Transfeindlichkeit: Wir geben dem Hass Raum

Am Freitag starb ein trans Mann nach einem Angriff beim CSD in Münster. Selten ist Queerfeindlichkeit so sichtbar, doch sie ist Alltag in Deutschland.

Eine trans-Fahne mit Trauersteinen in Münster

Trauer und Gedenken nach dem Angriff auf einen trans Mann beim CSD Münster Foto: David Inderlied/dpa

Noch immer leben queere Menschen in Deutschland gefährlich. Erst vergangenen Samstag sorgte ein Angriff auf den 25-jährigen trans Mann Malte C. am Rande des CSD-Städtefests in Münster für Aufmerksamkeit. Er wurde so schwer verletzt, dass er am Freitag im Krankenhaus starb. Malte C. war laut Zeug_innen dazwischengegangen, als ein Mann feindlich auf Teilnehmende des CSD zuging und „lesbische Hure“ sowie „verpisst euch“ rief. Daraufhin wurde er angegriffen.

Malte C. musste also sterben, weil Außenstehende ein ­Problem damit haben, queere Existenz zu tolerieren – mehr noch, sie bekämpfen diese aktiv. Man muss es so klar sagen, denn Queerfeindlichkeit wird zu oft heruntergespielt. Viel zu oft will man sich in der Gesellschaft auf einer scheinbar selbstverständlichen Akzeptanz von LGBTIQ+ ausruhen: In fast jeder Stadt in Deutschland gibt es den CSD, sogar die Regenbogenflagge wird auf dem Reichstagsgebäude gehisst. Alles super, oder?

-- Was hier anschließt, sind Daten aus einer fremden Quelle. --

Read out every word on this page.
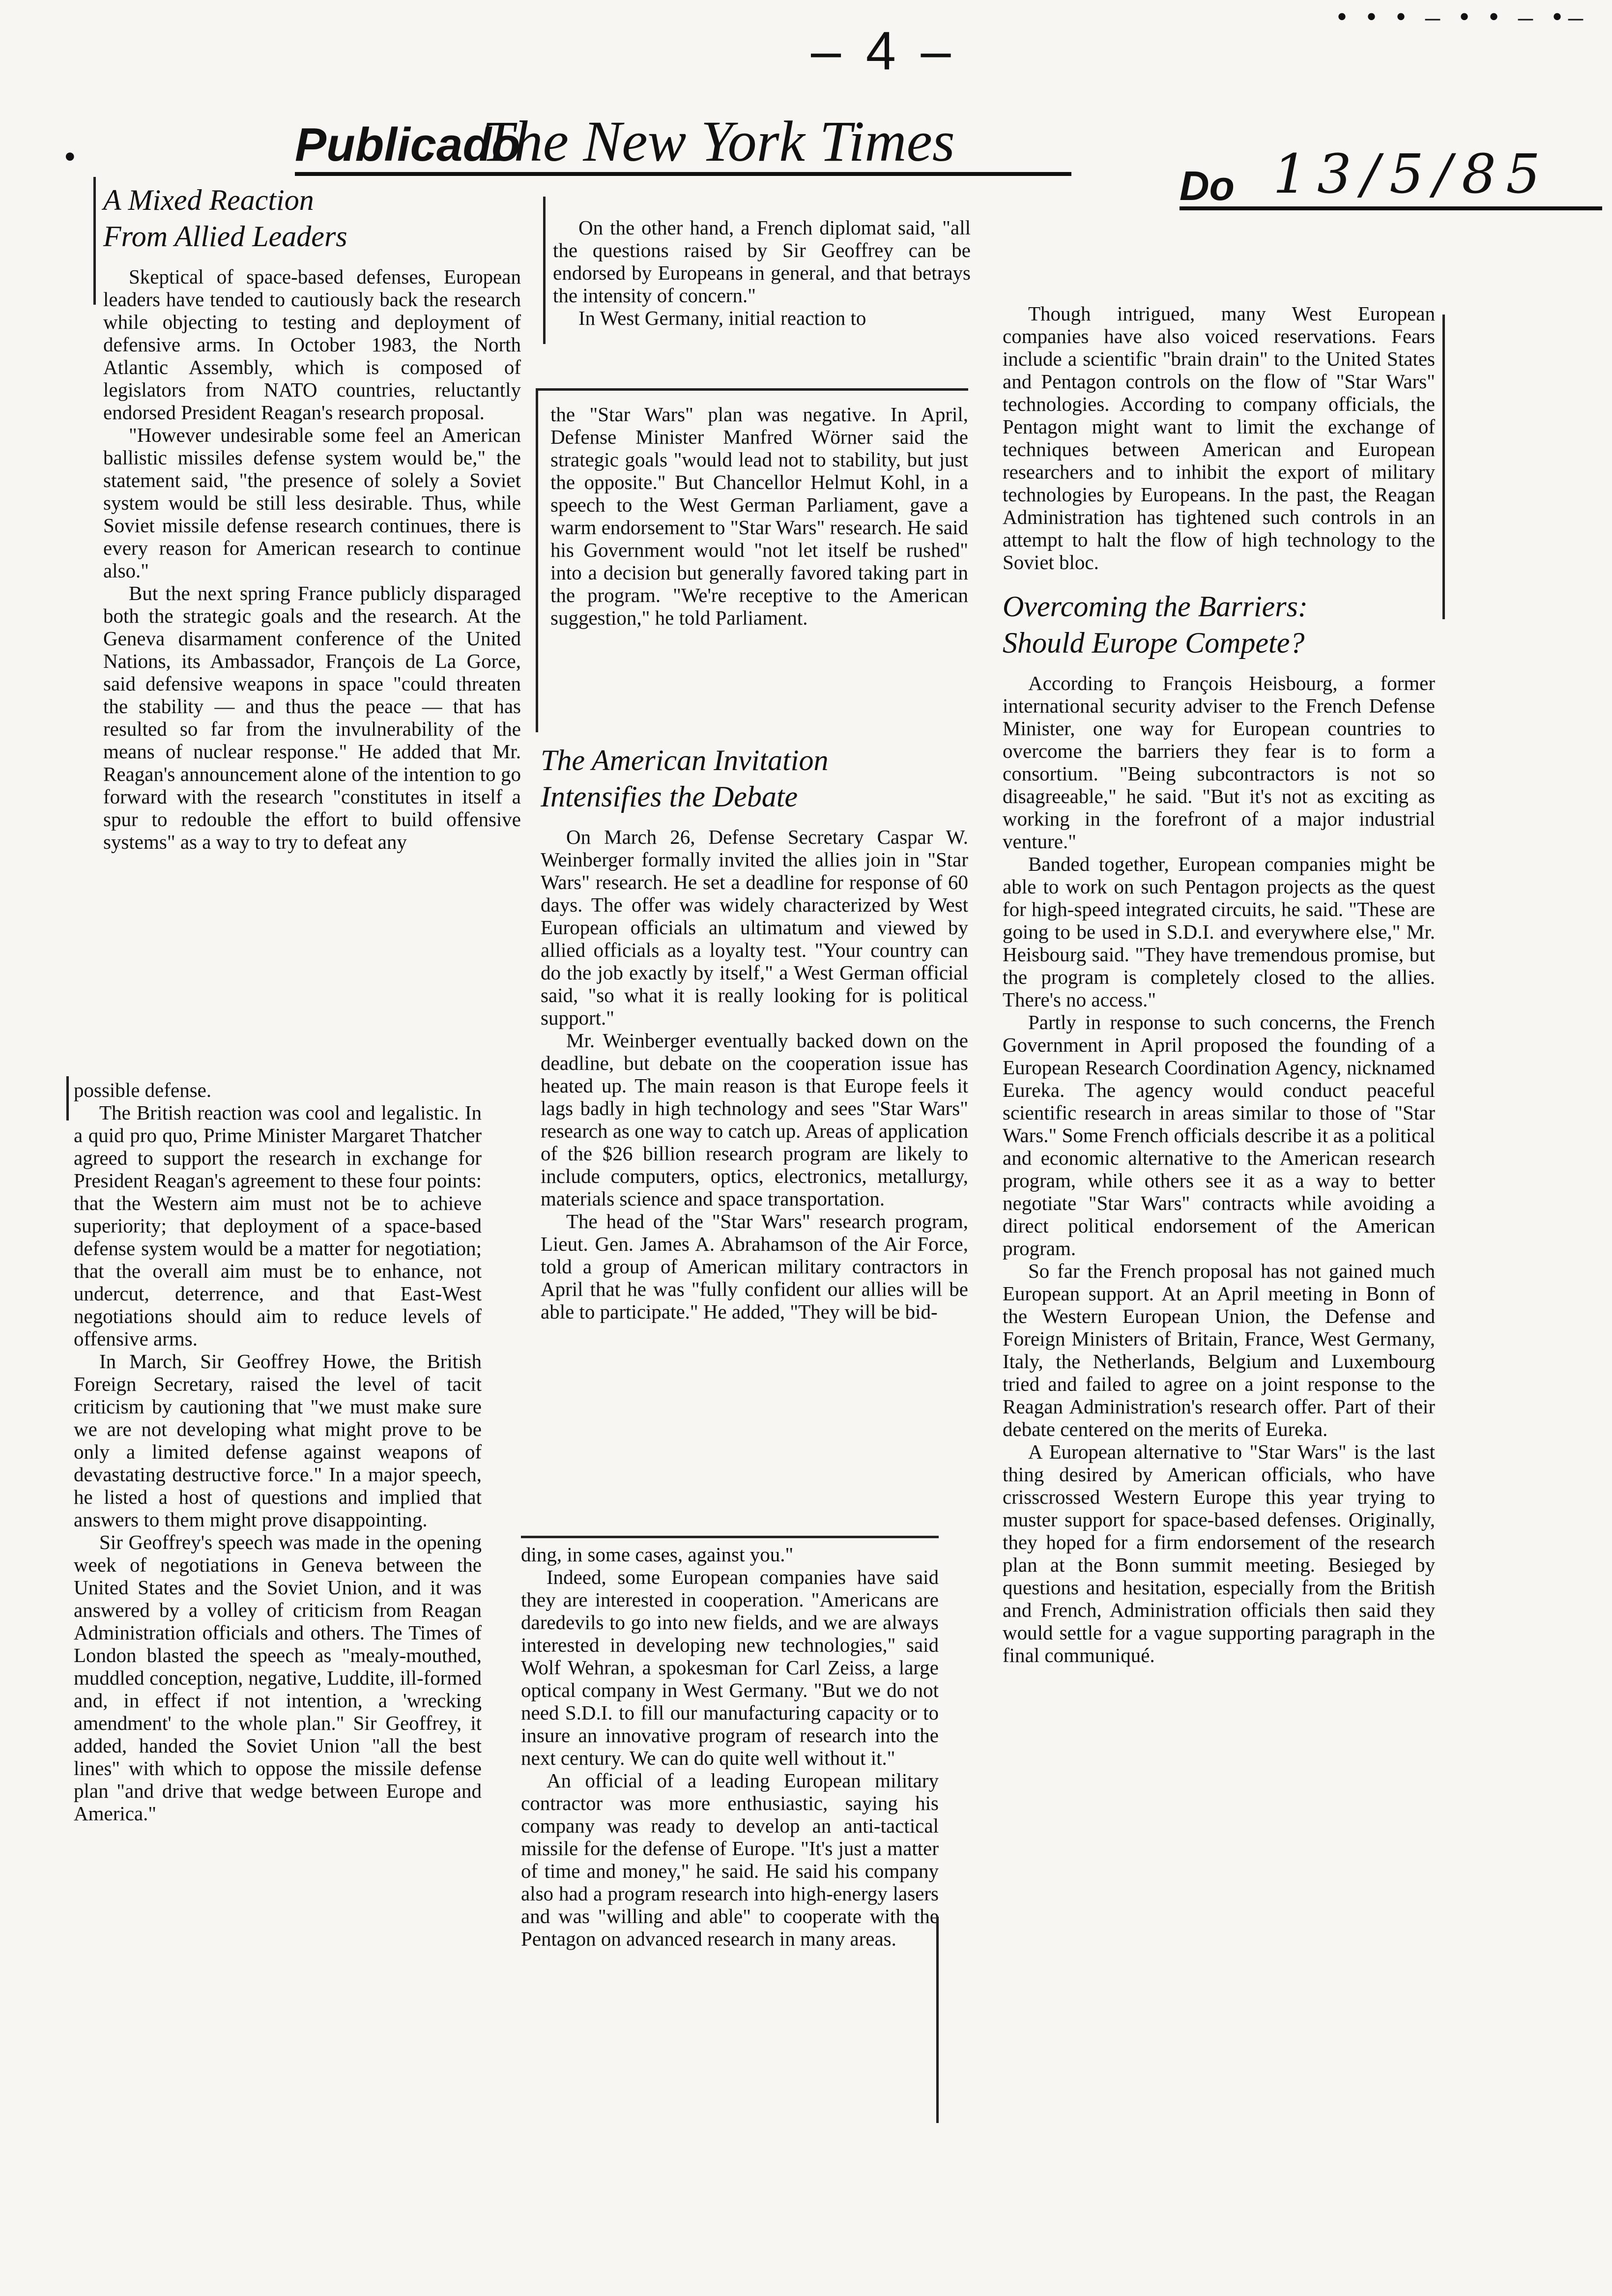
– 4 –
• • • ‒ • • ‒ •‒
•	Publicado
The New York Times
Do 13/5/85
A Mixed Reaction
From Allied Leaders

Skeptical of space-based defenses, European leaders have tended to cautiously back the research while objecting to testing and deployment of defensive arms. In October 1983, the North Atlantic Assembly, which is composed of legislators from NATO countries, reluctantly endorsed President Reagan's research proposal.

"However undesirable some feel an American ballistic missiles defense system would be," the statement said, "the presence of solely a Soviet system would be still less desirable. Thus, while Soviet missile defense research continues, there is every reason for American research to continue also."

But the next spring France publicly disparaged both the strategic goals and the research. At the Geneva disarmament conference of the United Nations, its Ambassador, François de La Gorce, said defensive weapons in space "could threaten the stability — and thus the peace — that has resulted so far from the invulnerability of the means of nuclear response." He added that Mr. Reagan's announcement alone of the intention to go forward with the research "constitutes in itself a spur to redouble the effort to build offensive systems" as a way to try to defeat any

possible defense.

The British reaction was cool and legalistic. In a quid pro quo, Prime Minister Margaret Thatcher agreed to support the research in exchange for President Reagan's agreement to these four points: that the Western aim must not be to achieve superiority; that deployment of a space-based defense system would be a matter for negotiation; that the overall aim must be to enhance, not undercut, deterrence, and that East-West negotiations should aim to reduce levels of offensive arms.

In March, Sir Geoffrey Howe, the British Foreign Secretary, raised the level of tacit criticism by cautioning that "we must make sure we are not developing what might prove to be only a limited defense against weapons of devastating destructive force." In a major speech, he listed a host of questions and implied that answers to them might prove disappointing.

Sir Geoffrey's speech was made in the opening week of negotiations in Geneva between the United States and the Soviet Union, and it was answered by a volley of criticism from Reagan Administration officials and others. The Times of London blasted the speech as "mealy-mouthed, muddled conception, negative, Luddite, ill-formed and, in effect if not intention, a 'wrecking amendment' to the whole plan." Sir Geoffrey, it added, handed the Soviet Union "all the best lines" with which to oppose the missile defense plan "and drive that wedge between Europe and America."

On the other hand, a French diplomat said, "all the questions raised by Sir Geoffrey can be endorsed by Europeans in general, and that betrays the intensity of concern."

In West Germany, initial reaction to

the "Star Wars" plan was negative. In April, Defense Minister Manfred Wörner said the strategic goals "would lead not to stability, but just the opposite." But Chancellor Helmut Kohl, in a speech to the West German Parliament, gave a warm endorsement to "Star Wars" research. He said his Government would "not let itself be rushed" into a decision but generally favored taking part in the program. "We're receptive to the American suggestion," he told Parliament.

The American Invitation
Intensifies the Debate

On March 26, Defense Secretary Caspar W. Weinberger formally invited the allies join in "Star Wars" research. He set a deadline for response of 60 days. The offer was widely characterized by West European officials an ultimatum and viewed by allied officials as a loyalty test. "Your country can do the job exactly by itself," a West German official said, "so what it is really looking for is political support."

Mr. Weinberger eventually backed down on the deadline, but debate on the cooperation issue has heated up. The main reason is that Europe feels it lags badly in high technology and sees "Star Wars" research as one way to catch up. Areas of application of the $26 billion research program are likely to include computers, optics, electronics, metallurgy, materials science and space transportation.

The head of the "Star Wars" research program, Lieut. Gen. James A. Abrahamson of the Air Force, told a group of American military contractors in April that he was "fully confident our allies will be able to participate." He added, "They will be bid-

ding, in some cases, against you."

Indeed, some European companies have said they are interested in cooperation. "Americans are daredevils to go into new fields, and we are always interested in developing new technologies," said Wolf Wehran, a spokesman for Carl Zeiss, a large optical company in West Germany. "But we do not need S.D.I. to fill our manufacturing capacity or to insure an innovative program of research into the next century. We can do quite well without it."

An official of a leading European military contractor was more enthusiastic, saying his company was ready to develop an anti-tactical missile for the defense of Europe. "It's just a matter of time and money," he said. He said his company also had a program research into high-energy lasers and was "willing and able" to cooperate with the Pentagon on advanced research in many areas.

Though intrigued, many West European companies have also voiced reservations. Fears include a scientific "brain drain" to the United States and Pentagon controls on the flow of "Star Wars" technologies. According to company officials, the Pentagon might want to limit the exchange of techniques between American and European researchers and to inhibit the export of military technologies by Europeans. In the past, the Reagan Administration has tightened such controls in an attempt to halt the flow of high technology to the Soviet bloc.

Overcoming the Barriers:
Should Europe Compete?

According to François Heisbourg, a former international security adviser to the French Defense Minister, one way for European countries to overcome the barriers they fear is to form a consortium. "Being subcontractors is not so disagreeable," he said. "But it's not as exciting as working in the forefront of a major industrial venture."

Banded together, European companies might be able to work on such Pentagon projects as the quest for high-speed integrated circuits, he said. "These are going to be used in S.D.I. and everywhere else," Mr. Heisbourg said. "They have tremendous promise, but the program is completely closed to the allies. There's no access."

Partly in response to such concerns, the French Government in April proposed the founding of a European Research Coordination Agency, nicknamed Eureka. The agency would conduct peaceful scientific research in areas similar to those of "Star Wars." Some French officials describe it as a political and economic alternative to the American research program, while others see it as a way to better negotiate "Star Wars" contracts while avoiding a direct political endorsement of the American program.

So far the French proposal has not gained much European support. At an April meeting in Bonn of the Western European Union, the Defense and Foreign Ministers of Britain, France, West Germany, Italy, the Netherlands, Belgium and Luxembourg tried and failed to agree on a joint response to the Reagan Administration's research offer. Part of their debate centered on the merits of Eureka.

A European alternative to "Star Wars" is the last thing desired by American officials, who have crisscrossed Western Europe this year trying to muster support for space-based defenses. Originally, they hoped for a firm endorsement of the research plan at the Bonn summit meeting. Besieged by questions and hesitation, especially from the British and French, Administration officials then said they would settle for a vague supporting paragraph in the final communiqué.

Doch der Angriff in Münster ist kein Einzelfall. Queerfeindlichkeit ist trauriger Alltag. Jeden Tag gibt es laut Lesben- und Schwulenverband in Deutschland (LSVD) durchschnittlich drei Fälle von Hasskriminalität gegenüber LGBTIQ+-Personen. Der Nährboden dafür ist eine Kultur der vermeintlichen „Meinungsverschiedenheiten“, in der Terfs in Talkshows und auf Social Media auf angeblich besorgte Wissenschaftler_innen verweisen, die wiederum wie nebenbei trans Personen die Existenz absprechen. Der Journalist Christian Knuth schreibt: „Seit Wochen schüren Medien wie Bild und Netzwerke wie das um Marie-Luise Vollbrecht Hass auf trans Menschen. Hass führt zu Gewalt.“

Der LSVD forderte schon im April Innenministerin Nancy Faeser (SPD) dazu auf, „LSBTI-feindliche Hasskriminalität auf die innenpolitische Agenda zu setzen“. Diese Woche hat der Queerbeauftragte der Bundesregierung, Sven Lehmann (Grüne), einen Plan gegen Queerfeindlichkeit vorgestellt. Dieser wird nun mit Verbänden und Ministerien abgestimmt. Spätestens Ende des Jahres soll daraus ein Aktionsplan entstehen, Maßnahmen sollen priorisiert und umgesetzt werden. Lehmann will mit dem Aktionsplan „Queerfeindlichkeit entschieden entgegenwirken“. Dazu gehört, dass, wie im Koalitionsvertrag vereinbart, der Gleichbehandlungsartikel im Grundgesetz um das Verbot der Diskriminierung wegen sexueller Identität erweitert wird. Ein weiterer Punkt des Aktionsplans soll die Förderung von Projekten gegen Sexismus und Queerfeindlichkeit in Schulen und im Sport sein.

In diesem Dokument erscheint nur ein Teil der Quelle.